The greater transparency promoted by the bill can highlight areas of inefficiency and spur policy solutions to address them. Analysis of the profits earned by players in the pharmaceutical distribution system are currently limited because of the existing lack of transparency and data limitations that prevent researchers and policymakers from discovering how widespread or intensive different practices are.

What More Could Be Done?

The fundamental problem in the PBM market is lack of competition.
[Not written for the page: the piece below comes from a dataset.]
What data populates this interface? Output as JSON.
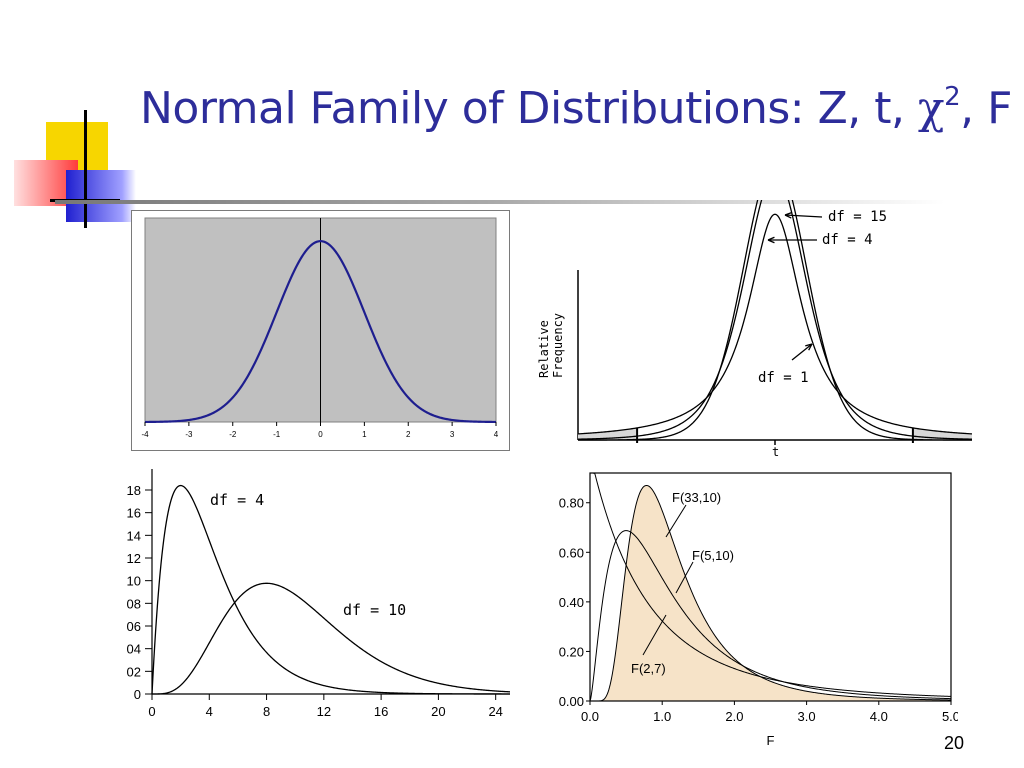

As noted, the top three PBMs in the US control 80 percent of the market.  We need to lower barriers to entry in the PBM market with such changes as harmonizing state and federal regulations to make it easier for a PBM to enter the market in several states simultaneously. In addition, the FTC should more fully investigate horizontal mergers in the PBM market and also vertical mergers among PBMs, health plans, and pharmacies.  More attention should also be paid to other intermediaries in the supply chain. The FTC should also investigate whether wholesalers, pharmacies, and health plans, particularly those that are vertically integrated with PBMs and other intermediaries, are acting in the best interest of patients.

We need new value-based payment models that improve access to drugs and at the same time preserve incentives for innovation. Schaeffer Center researchers have proposed some of these new models, including drug licenses for innovative therapies and performance-based reimbursement for drugs of uncertain efficacy.  However, adoption has been hindered by regulatory hurdles such as Medicaid best-price rules.

Finally, even greater data transparency than what is proposed in the new bill is needed.  While reporting aggregate spreads, DIR fees, and clawbacks annually to the FTC may alert the commission to potentially anticompetitive practices, disaggregating those data to the drug or drug-class level would provide insight into how well specific drug or drug-class markets are working, and enable more targeted interventions to address anticompetitive behavior.